Evenin' https://archive.org/details/Coin-Jo...Journal October 1997/page/378/mode/1up?q=sega Sega World Festival Gate
Mornin' after https://archive.org/details/Coin-Jo...Journal October 1994/page/133/mode/1up?q=sega https://archive.org/details/Coin-Jo...Journal October 1994/page/245/mode/1up?q=sega "Deporte" is Spanish for sport. Delegating these things to interested parties - these are coming through faster than I can deal with them.
I'm going to upload those four "Monthly Coin Journal" magazines to Retro CDN... There are only four of these magazines at the moment, right?
https://archive.org/details/Coin-Journal-January-1997-600 https://archive.org/details/Coin-Journal-May-1996-600 You're not wrong
I posted this before archive.org had done its processing: More places: https://archive.org/details/Coin-Journal-May-1996-600/Coin Journal May 1996/page/262/mode/2up?q=sega Also locations in Thailand, apparently: https://archive.org/details/Coin-Journal-May-1996-600/Coin Journal May 1996/page/397/mode/1up?q=sega I had a brief look, but rather than give me what I asked for, Google threw up some purdy watches instead. And I mean, hey, great - I don't have time to deal with it, but good to know they exist - I've added it to the pile (though why does only the US one get high definition graphics??).
That makes sense with this place having a Ghost Hunters. I wonder if that location was originally owned by the original partners mentioned, or if it ended up there after another closed and things got sold off at auction, à la Sydney? EDIT: was just idly looking through some of the other linked photos on that site and clocked a small VR-1 installation also there in the background for the first time. Very surprised one of those was still knocking around as late as 2008 too.
https://archive.org/details/Coin-Journal-May-1996-600/Coin Journal May 1996/page/397/mode/1up?q=sega Wow... Mitsui & Co., Ltd.?!... that's the company that acquired this Greek bathtub in 1970 ...
Try here https://web.archive.org/web/20010409040818/http://www.galaxy.co.th/available.htm I'm guessing they used the "Edu-Hitech" (ETC) brand rather than Sega for the actual locations, but inside they had Sega/Sonic. And look; MBK had an AS-1! I've been in that arcade in the 2000s, but the AS-1 was long gone.
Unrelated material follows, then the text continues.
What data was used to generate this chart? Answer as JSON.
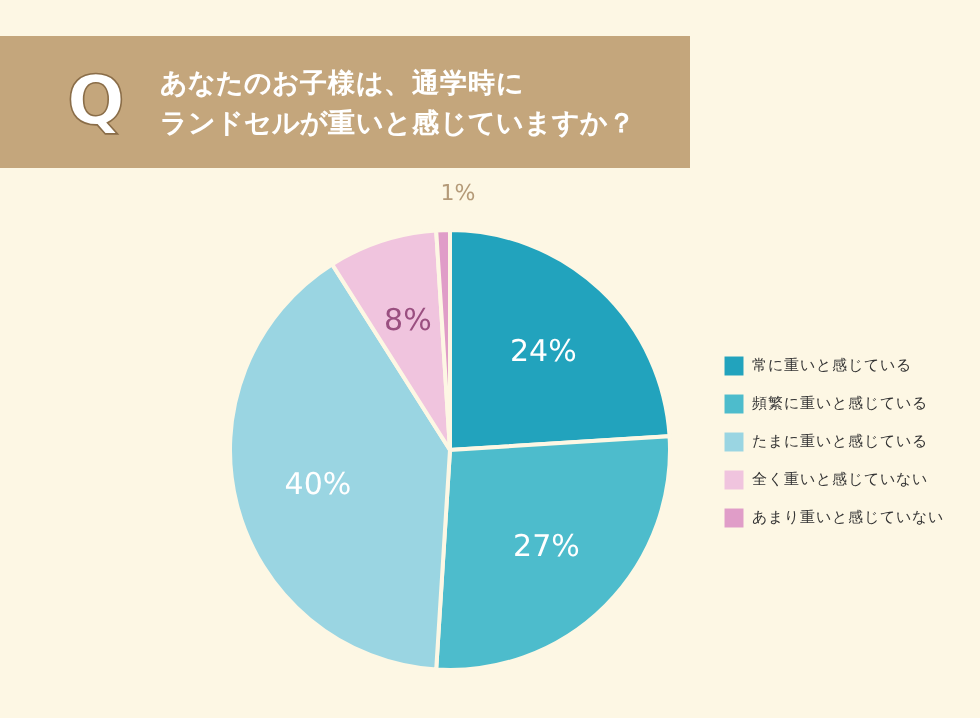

Glanced over a few more things, came across a couple mentions in Coin Cascade August 1995: Yoyo Land is even mentioned just before the specific detail on the two Sega-affiliated locations (MBK and a bigger, otherwise undocumented one at Imperial World Ladprao), but it appears to have not had the large attractions by them at that point in time - I suspect the theory on those finding their way there later after a closure or downsize of one of these Galaxy-ran places may be correct.
update - They've just sold it back to the Americans. A contents preview was recently sent elsewhere of the August 1993 edition of Coin Journal, and it listed a feature on the place from when Sega World Seagaia first opened. Hopefully that one comes through soon?
It's a "Japanese arcade historian @onionsoftware casually posts a scan with not just one but two obscure Sega location things" kind of day This is from the "Sega Prepaid Card System Catalog 1987" (セガ・プリペイド カードシステムカタログ 1987). No other mention of this exists online, and the 1987 part implies there may have been more that could massively improve our coverage of Sega Game Card. But that's not all: An elusive Sega Chan sighting. There was a photo of this out in the wild already at another Hi-Tech Land Sega location from a Gamest report, but in very low quality.